There are several reasons for investigating the linear viewpoint.

- Linear learning is sufficient. As discussed above, this is really only true in practice if you have sufficiently capable humans hand-engineering features. On one hand, there is a compelling directness to that approach, but on the other it’s not the kind of approach which transfers well to new problems.
- Linear learning is a compelling primitive. Many of the effective approaches for nonlinear learning use some combination of linear primitives connected by nonlinearities to make a final prediction. As such, there is a plausible hope that improvements in linear learning can be applied repeatedly in these more complex structures.
- Linear learning is the only thing tractable, empirically. This has a grain of truth to it, but it appears to be uncompelling when you get down to the nitty-gritty details. On a dataset large enough to require efficient algorithms, you often want to use online learning. And, when you use online learning with a pure linear representation, the limiting factor is the speed that data can be sucked into the CPU from the network or the disk. If you aren’t doing something more interesting than plain vanilla linear prediction, you are wasting most of your CPU cycles.
- Linear learning is the only thing tractable, theoretically. There are certainly many statements and guarantees that we only know how to make with linear representations and (typically) convex losses. However, there are fundamental limits to the extent that a well understood tool can be misused, and it’s important to understand that these theorems do not (and cannot) say that learning on a linear representation will solve some concrete problem like (say) face recognition from 10000 labeled examples. In addition, there are some analysis methods which apply to nonlinear learning systems—my favorite example is learning reductions, but there are others also.

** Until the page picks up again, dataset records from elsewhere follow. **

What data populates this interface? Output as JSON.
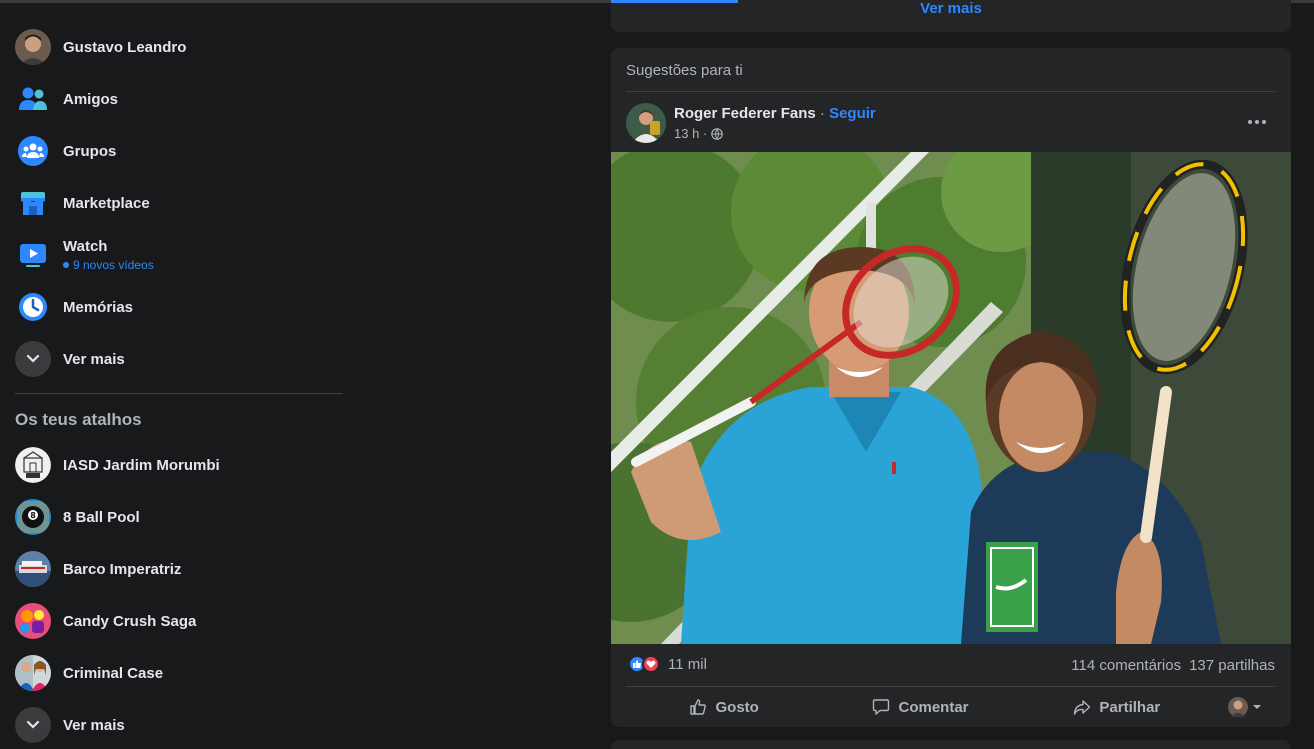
{
  "user": {
    "name": "Gustavo Leandro"
  },
  "sidebar": {
    "items": [
      {
        "label": "Amigos"
      },
      {
        "label": "Grupos"
      },
      {
        "label": "Marketplace"
      },
      {
        "label": "Watch",
        "sub": "9 novos vídeos"
      },
      {
        "label": "Memórias"
      }
    ],
    "see_more": "Ver mais",
    "shortcuts_title": "Os teus atalhos",
    "shortcuts": [
      {
        "label": "IASD Jardim Morumbi"
      },
      {
        "label": "8 Ball Pool"
      },
      {
        "label": "Barco Imperatriz"
      },
      {
        "label": "Candy Crush Saga"
      },
      {
        "label": "Criminal Case"
      }
    ],
    "shortcuts_see_more": "Ver mais"
  },
  "feed": {
    "top_card_link": "Ver mais",
    "suggestions": {
      "title": "Sugestões para ti",
      "post": {
        "author": "Roger Federer Fans",
        "separator": "·",
        "follow": "Seguir",
        "time": "13 h ·",
        "reactions_count": "11 mil",
        "comments": "114 comentários",
        "shares": "137 partilhas",
        "actions": {
          "like": "Gosto",
          "comment": "Comentar",
          "share": "Partilhar"
        }
      }
    }
  },
  "colors": {
    "background": "#18191a",
    "card": "#242526",
    "accent": "#2d88ff",
    "text_primary": "#e4e6eb",
    "text_secondary": "#b0b3b8"
  },
  "icons": [
    "friends-icon",
    "groups-icon",
    "marketplace-icon",
    "watch-icon",
    "memories-icon",
    "chevron-down-icon",
    "globe-icon",
    "more-options-icon",
    "like-icon",
    "comment-icon",
    "share-icon",
    "love-reaction-icon",
    "like-reaction-icon"
  ]
}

Some of the reasons for linear investigations appear sound, while others are simply variants of “looking where the light is”, which comes from an often retold story:

At night you see someone searching the ground under a streetlight.

You ask, “What happened?”

They say, “I’m looking for the keys I dropped in the bushes.”

“But there aren’t any bushes where you are searching.”

“Yes, but I can’t see over there.”

Yes , and many times we found first the solution and then we understand why, so we must search also without the light.

There seems to be much too much of a focus on linear learning, but even for non-linear learning there is often a focus on so called “shallow” architectures with convex loss functions. That is why I take every opportunity to proselytize for deep learning, with things like Bengio and LeCun’s paper “Scaling Learning Algorithms towards AI” (http://yann.lecun.com/exdb/publis/pdf/bengio-lecun-07.pdf).

I’m surprised nobody mentioned kernel methods, radial basis functions, etc. Aren’t they a way of introducing nonlinearity into linear classifiers?

Yes, but unless the kernel is learned they apply a fixed nonlinearity and are essentially linear classifiers on top of a bunch of template matchers. So they are usually one large layer of simple template matchers with a single layer of learnable weights. See the paper I mention above for a more fleshed out version of this remark.

What about small n large p problems which are very common in bioinformatics? In many cases you are limited to essentially linear models, since you have to use such extreme penalization (e.g., the centroid classifier is often as good as a linear-kernel SVM).

I’m assuming p is the number of features. In this setting, I expect bringing any external knowledge to bare by any means might yield substantial improvements. For example, methods including feature engineering, Bayesian integration, and external databases might be helpful. If you really have no extra information, I can see how a severely restricted linear representation might be a reasonable choice. I’d be tempted to try out some of the exponentiated gradient style algorithms, in the hope that it can quickly pick out a relevant feature.